Compared to the apartheid era, all South Africans are now equal before the law and have the right to equal protection and benefit of the law.

Whereas during apartheid people were detained without trial, mainly for their political beliefs, all citizens now have the right to freedom and security of the person, which includes the right not to be detained without trial and not to be treated or punished in a cruel, inhuman or degrading way.

Everyone who is detained has the right to be told the reason for their detention, and to legal representation.
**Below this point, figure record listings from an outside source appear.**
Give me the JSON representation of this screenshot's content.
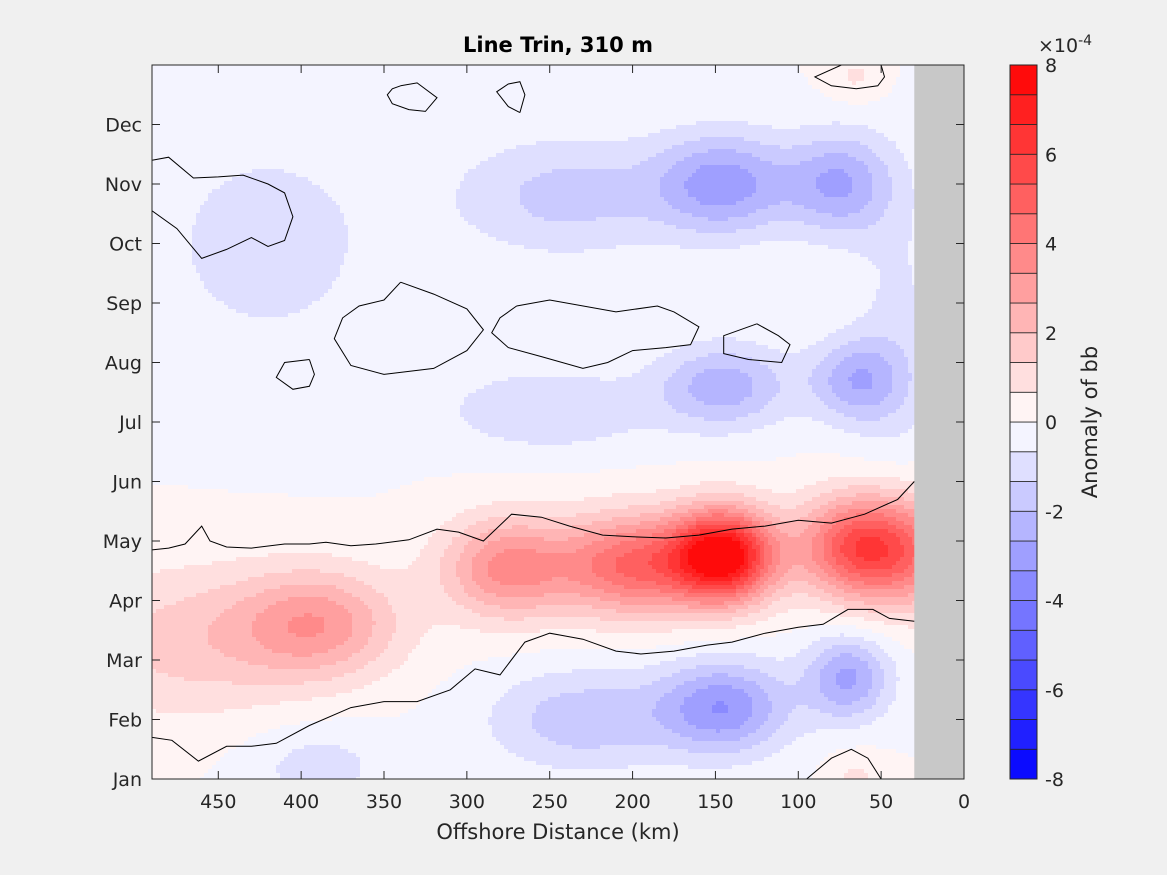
{
  "chart_data": {
    "type": "heatmap",
    "title": "Line Trin, 310 m",
    "xlabel": "Offshore Distance (km)",
    "ylabel": "",
    "xlim": [
      490,
      0
    ],
    "x_reversed": true,
    "xticks": [
      450,
      400,
      350,
      300,
      250,
      200,
      150,
      100,
      50,
      0
    ],
    "xtick_labels": [
      "450",
      "400",
      "350",
      "300",
      "250",
      "200",
      "150",
      "100",
      "50",
      "0"
    ],
    "ylim": [
      1,
      13
    ],
    "yticks": [
      1,
      2,
      3,
      4,
      5,
      6,
      7,
      8,
      9,
      10,
      11,
      12
    ],
    "ytick_labels": [
      "Jan",
      "Feb",
      "Mar",
      "Apr",
      "May",
      "Jun",
      "Jul",
      "Aug",
      "Sep",
      "Oct",
      "Nov",
      "Dec"
    ],
    "masked_region_km": [
      30,
      0
    ],
    "mask_color": "#c8c8c8",
    "colorbar": {
      "label": "Anomaly of bb",
      "exponent_label": "×10",
      "exponent": "-4",
      "range": [
        -8,
        8
      ],
      "levels": 24,
      "ticks": [
        8,
        6,
        4,
        2,
        0,
        -2,
        -4,
        -6,
        -8
      ],
      "tick_labels": [
        "8",
        "6",
        "4",
        "2",
        "0",
        "-2",
        "-4",
        "-6",
        "-8"
      ],
      "low_color": "#0000ff",
      "mid_color": "#ffffff",
      "high_color": "#ff0000"
    },
    "field_components": [
      {
        "km": 145,
        "month": 4.75,
        "amp": 8.0,
        "skm": 22,
        "smo": 0.55
      },
      {
        "km": 65,
        "month": 4.9,
        "amp": 5.0,
        "skm": 25,
        "smo": 0.6
      },
      {
        "km": 200,
        "month": 4.6,
        "amp": 4.6,
        "skm": 30,
        "smo": 0.6
      },
      {
        "km": 275,
        "month": 4.55,
        "amp": 3.6,
        "skm": 28,
        "smo": 0.6
      },
      {
        "km": 390,
        "month": 3.6,
        "amp": 3.0,
        "skm": 35,
        "smo": 0.65
      },
      {
        "km": 470,
        "month": 3.3,
        "amp": 1.6,
        "skm": 50,
        "smo": 0.9
      },
      {
        "km": 30,
        "month": 4.8,
        "amp": 3.0,
        "skm": 25,
        "smo": 0.7
      },
      {
        "km": 145,
        "month": 2.2,
        "amp": -3.2,
        "skm": 28,
        "smo": 0.55
      },
      {
        "km": 70,
        "month": 2.7,
        "amp": -2.8,
        "skm": 18,
        "smo": 0.5
      },
      {
        "km": 230,
        "month": 2.0,
        "amp": -1.8,
        "skm": 40,
        "smo": 0.6
      },
      {
        "km": 390,
        "month": 1.2,
        "amp": -1.0,
        "skm": 30,
        "smo": 0.5
      },
      {
        "km": 145,
        "month": 11.0,
        "amp": -3.0,
        "skm": 30,
        "smo": 0.6
      },
      {
        "km": 75,
        "month": 11.0,
        "amp": -2.6,
        "skm": 22,
        "smo": 0.6
      },
      {
        "km": 240,
        "month": 10.8,
        "amp": -1.6,
        "skm": 45,
        "smo": 0.7
      },
      {
        "km": 145,
        "month": 7.6,
        "amp": -2.4,
        "skm": 28,
        "smo": 0.5
      },
      {
        "km": 65,
        "month": 7.7,
        "amp": -2.4,
        "skm": 20,
        "smo": 0.5
      },
      {
        "km": 250,
        "month": 7.2,
        "amp": -1.3,
        "skm": 45,
        "smo": 0.5
      },
      {
        "km": 420,
        "month": 10.0,
        "amp": -0.9,
        "skm": 60,
        "smo": 1.6
      },
      {
        "km": 40,
        "month": 8.5,
        "amp": -0.8,
        "skm": 20,
        "smo": 2.0
      },
      {
        "km": 65,
        "month": 12.8,
        "amp": 0.8,
        "skm": 12,
        "smo": 0.3
      },
      {
        "km": 65,
        "month": 1.05,
        "amp": 0.8,
        "skm": 12,
        "smo": 0.3
      }
    ],
    "zero_contours": [
      [
        [
          490,
          4.85
        ],
        [
          480,
          4.88
        ],
        [
          470,
          4.95
        ],
        [
          460,
          5.25
        ],
        [
          455,
          5.0
        ],
        [
          445,
          4.9
        ],
        [
          430,
          4.88
        ],
        [
          410,
          4.95
        ],
        [
          395,
          4.95
        ],
        [
          385,
          4.98
        ],
        [
          370,
          4.92
        ],
        [
          355,
          4.95
        ],
        [
          335,
          5.02
        ],
        [
          318,
          5.2
        ],
        [
          305,
          5.15
        ],
        [
          290,
          5.0
        ],
        [
          273,
          5.45
        ],
        [
          255,
          5.4
        ],
        [
          238,
          5.25
        ],
        [
          218,
          5.1
        ],
        [
          200,
          5.07
        ],
        [
          180,
          5.05
        ],
        [
          160,
          5.1
        ],
        [
          140,
          5.2
        ],
        [
          120,
          5.25
        ],
        [
          100,
          5.35
        ],
        [
          80,
          5.3
        ],
        [
          60,
          5.45
        ],
        [
          40,
          5.7
        ],
        [
          30,
          6.0
        ]
      ],
      [
        [
          490,
          1.7
        ],
        [
          478,
          1.65
        ],
        [
          462,
          1.3
        ],
        [
          445,
          1.55
        ],
        [
          430,
          1.55
        ],
        [
          415,
          1.6
        ],
        [
          395,
          1.9
        ],
        [
          370,
          2.2
        ],
        [
          350,
          2.3
        ],
        [
          330,
          2.3
        ],
        [
          310,
          2.5
        ],
        [
          295,
          2.85
        ],
        [
          280,
          2.75
        ],
        [
          265,
          3.3
        ],
        [
          250,
          3.45
        ],
        [
          230,
          3.35
        ],
        [
          210,
          3.15
        ],
        [
          195,
          3.1
        ],
        [
          175,
          3.15
        ],
        [
          155,
          3.25
        ],
        [
          140,
          3.3
        ],
        [
          120,
          3.45
        ],
        [
          100,
          3.55
        ],
        [
          85,
          3.6
        ],
        [
          70,
          3.85
        ],
        [
          55,
          3.85
        ],
        [
          45,
          3.7
        ],
        [
          30,
          3.65
        ]
      ],
      [
        [
          490,
          11.4
        ],
        [
          480,
          11.45
        ],
        [
          465,
          11.1
        ],
        [
          450,
          11.12
        ],
        [
          435,
          11.15
        ],
        [
          420,
          11.0
        ],
        [
          410,
          10.85
        ],
        [
          405,
          10.45
        ],
        [
          410,
          10.05
        ],
        [
          420,
          9.95
        ],
        [
          430,
          10.1
        ],
        [
          445,
          9.9
        ],
        [
          460,
          9.75
        ],
        [
          475,
          10.25
        ],
        [
          490,
          10.55
        ]
      ],
      [
        [
          340,
          12.65
        ],
        [
          330,
          12.7
        ],
        [
          318,
          12.45
        ],
        [
          325,
          12.22
        ],
        [
          335,
          12.25
        ],
        [
          345,
          12.35
        ],
        [
          348,
          12.5
        ],
        [
          345,
          12.6
        ],
        [
          340,
          12.65
        ]
      ],
      [
        [
          268,
          12.2
        ],
        [
          275,
          12.3
        ],
        [
          282,
          12.55
        ],
        [
          275,
          12.68
        ],
        [
          268,
          12.72
        ],
        [
          265,
          12.5
        ],
        [
          268,
          12.2
        ]
      ],
      [
        [
          74,
          13.0
        ],
        [
          90,
          12.8
        ],
        [
          80,
          12.65
        ],
        [
          65,
          12.6
        ],
        [
          52,
          12.65
        ],
        [
          48,
          12.8
        ],
        [
          50,
          13.0
        ]
      ],
      [
        [
          395,
          8.05
        ],
        [
          410,
          8.0
        ],
        [
          415,
          7.75
        ],
        [
          405,
          7.55
        ],
        [
          395,
          7.6
        ],
        [
          392,
          7.8
        ],
        [
          395,
          8.05
        ]
      ],
      [
        [
          340,
          9.35
        ],
        [
          320,
          9.15
        ],
        [
          300,
          8.9
        ],
        [
          290,
          8.55
        ],
        [
          300,
          8.2
        ],
        [
          320,
          7.9
        ],
        [
          350,
          7.8
        ],
        [
          370,
          7.95
        ],
        [
          380,
          8.4
        ],
        [
          375,
          8.75
        ],
        [
          365,
          8.95
        ],
        [
          350,
          9.05
        ],
        [
          340,
          9.35
        ]
      ],
      [
        [
          270,
          8.95
        ],
        [
          250,
          9.05
        ],
        [
          210,
          8.85
        ],
        [
          185,
          8.95
        ],
        [
          175,
          8.85
        ],
        [
          160,
          8.6
        ],
        [
          165,
          8.3
        ],
        [
          180,
          8.25
        ],
        [
          200,
          8.2
        ],
        [
          215,
          8.0
        ],
        [
          230,
          7.9
        ],
        [
          255,
          8.1
        ],
        [
          275,
          8.25
        ],
        [
          285,
          8.5
        ],
        [
          280,
          8.75
        ],
        [
          270,
          8.95
        ]
      ],
      [
        [
          125,
          8.65
        ],
        [
          145,
          8.45
        ],
        [
          145,
          8.15
        ],
        [
          130,
          8.05
        ],
        [
          110,
          8.0
        ],
        [
          105,
          8.3
        ],
        [
          112,
          8.45
        ],
        [
          125,
          8.65
        ]
      ],
      [
        [
          95,
          1.0
        ],
        [
          80,
          1.35
        ],
        [
          68,
          1.5
        ],
        [
          58,
          1.35
        ],
        [
          50,
          1.0
        ]
      ]
    ]
  }
}
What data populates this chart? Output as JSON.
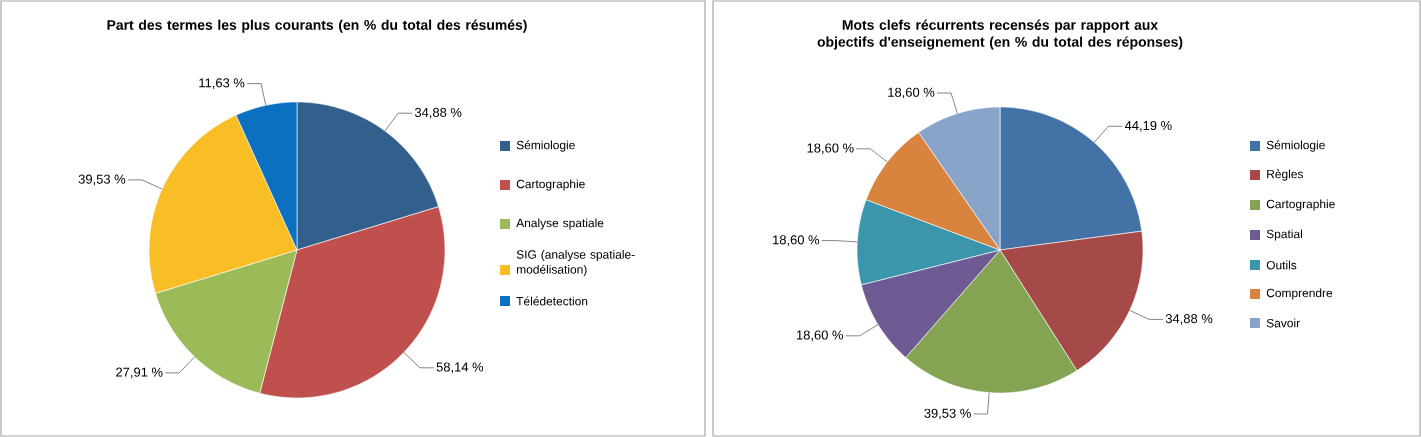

Everyone who is arrested for allegedly committing an offence has the right to remain silent and to a fair trial or hearing before a court.

Watch US Supreme Court judge Ruth Bader Ginsburg extol the “great piece of work” that is South Africa’s Constitution:

While the apartheid state sought to deprive the majority of South Africans of their citizenship and controlled their movement through oppressive pass laws and other means, no citizen may be deprived of citizenship and everyone has the right to freely move through the country, reside anywhere and hold a passport.

Whereas the apartheid state reserved skilled jobs for white South Africans, all citizens now have the right to choose their trade, occupation or profession.

All citizens have the right to fair labour practices, to form and join a trade union and participate in its activities and programmes and the right to engage in collective bargaining. No one may be subjected to slavery, servitude and forced labour.

While access to education was racially determined during apartheid, all South Africans now have the right to basic education, including adult basic education, and to further education, which the state has sought to progressively make available and accessible.

All South Africans now have the right to access health care, water and social security and appropriate social assistance if they are unable to support themselves and their dependants. No-one may be refused emergency medical treatment.

Every child, regardless of race, has a right to basic nutrition, shelter, basic health services and social services. Every child also has the right to family care or parental care and to be protected from maltreatment, neglect, abuse or degradation and exploitative labour practices.

Compared to the apartheid era, all citizens have the right to freedom of sexual orientation, conscience, religion, thought, belief and opinion.

During apartheid, not only was same-sex marriage unheard of, but homosexuality was illegal. In 2006 South Africa became only the fifth country in the world to pass legislation allowing gay and lesbian people to marry – way ahead of so-called developed democracies such as Norway, Sweden and the UK.

Apartheid’s “immorality” legislation also outlawed sex and marriage between people of different races. Today, all marriages concluded under any tradition, or any system of religious, person or family law, are recognised.

Compared to the further oppression and discrimination women experienced during the apartheid era, they now have equal rights before the law, including the right to make decisions regarding reproduction.